In this case, the doc immediately went to BMW level hearing aids (about $4000 after insurance). Uh, no! Not right now? So with that, I think instead about standing close to people or asking them to speak up before I buy a pair that allows me to be able to blue tooth MP3s directly into my head.


            But sound, sound… what do we do about where I’m going (as I listen to Neil Young and Crazy Horse’s Psychedelic Pill – damn, those senior citizens jam so much it’s like they know they’re putting the young whippersnappers to shame as they crash through 20 minute jams and guitar fury)?
            For one, I have noticed lately, that sounds affect me differently. For example, if I am talking one on one to student A (in a sitdown session to edit a paper), I can hear all of the conversations of Students D+E, M+N, S+T, and X+Y+Z on separate tracks at the same time.

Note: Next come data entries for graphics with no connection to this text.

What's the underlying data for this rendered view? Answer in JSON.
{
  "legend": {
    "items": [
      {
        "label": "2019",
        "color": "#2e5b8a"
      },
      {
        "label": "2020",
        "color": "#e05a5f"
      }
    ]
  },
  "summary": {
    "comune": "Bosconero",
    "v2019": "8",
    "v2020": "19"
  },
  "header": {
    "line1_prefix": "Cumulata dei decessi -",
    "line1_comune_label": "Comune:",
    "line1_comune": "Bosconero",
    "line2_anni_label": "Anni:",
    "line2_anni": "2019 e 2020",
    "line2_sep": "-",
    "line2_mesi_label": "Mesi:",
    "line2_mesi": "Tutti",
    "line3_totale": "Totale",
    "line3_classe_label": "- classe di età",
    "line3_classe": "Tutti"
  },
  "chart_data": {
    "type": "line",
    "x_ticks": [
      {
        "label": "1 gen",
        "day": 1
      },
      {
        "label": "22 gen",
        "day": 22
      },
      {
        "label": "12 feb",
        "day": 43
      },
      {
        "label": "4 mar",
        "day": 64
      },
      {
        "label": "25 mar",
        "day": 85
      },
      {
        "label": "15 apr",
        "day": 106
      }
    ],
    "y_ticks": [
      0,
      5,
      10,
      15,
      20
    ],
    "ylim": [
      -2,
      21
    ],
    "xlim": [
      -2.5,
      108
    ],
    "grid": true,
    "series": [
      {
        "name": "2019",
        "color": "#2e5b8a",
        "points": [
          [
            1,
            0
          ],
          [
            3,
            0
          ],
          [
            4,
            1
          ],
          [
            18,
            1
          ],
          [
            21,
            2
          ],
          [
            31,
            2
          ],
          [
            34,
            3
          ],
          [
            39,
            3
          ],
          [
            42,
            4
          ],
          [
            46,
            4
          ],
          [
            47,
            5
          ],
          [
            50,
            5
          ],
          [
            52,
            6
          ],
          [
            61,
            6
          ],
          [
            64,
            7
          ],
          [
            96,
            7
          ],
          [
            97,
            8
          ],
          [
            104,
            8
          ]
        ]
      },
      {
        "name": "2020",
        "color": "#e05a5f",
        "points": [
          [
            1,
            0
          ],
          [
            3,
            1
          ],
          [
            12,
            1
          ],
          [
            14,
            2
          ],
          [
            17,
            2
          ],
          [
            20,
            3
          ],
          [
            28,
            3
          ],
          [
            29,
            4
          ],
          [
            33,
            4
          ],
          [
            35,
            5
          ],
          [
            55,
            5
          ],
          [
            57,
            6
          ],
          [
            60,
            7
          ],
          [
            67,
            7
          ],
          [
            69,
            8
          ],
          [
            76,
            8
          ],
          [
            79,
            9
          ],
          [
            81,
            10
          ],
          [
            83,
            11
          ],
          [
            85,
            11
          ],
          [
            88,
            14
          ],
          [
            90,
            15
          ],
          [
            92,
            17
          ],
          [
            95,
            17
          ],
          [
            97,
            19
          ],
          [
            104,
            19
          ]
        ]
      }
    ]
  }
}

This tends to be something I’m not exactly happy with since it puts me on a smaller overload, so I find it easier to compensate by going outside the room and giving people in-class work to complete rather than enforce the impossible code of silence while I am speaking. Why create fights we can’t win or upsetting people when the solution can be solved by the self? Frankly, it’s better to find ways to work around it and sit like a cat on a chair, purring at all that is instead of seeing everything as a nail that needs to face the hammer.
The most important thing to know about sound is that unlike certain songs from the late 1960s with their experimental mixing (The Velvet Underground’s “The Gift” comes to mind), I can’t turn these sounds off and only hear the speaking instead of the distorted and fuzzed out instrumentals. I have also found that being in such a high impact environment with all of the qualities described before, plus billboards of static images and electronic changing images, I can easily find myself in a way that says, “Get between some trees” (and yes, we were soon able to do that for 2 full days all through the Presidential Range). This is another reason NYC traffic makes me spazzy.
Trees are generally a safe place, but I’ve had a fair bit going, so it feels like I’m in the need to do more and more of these (though New Hampshire was a welcome respite as is Iceland, which is where my wife and I are going in 2 weeks).

As for narrow escapes and future fears, the key is just to choose to live life and never stop believing that the best times are still to come as we plan out our futures to what we want to do before the lights go out for real.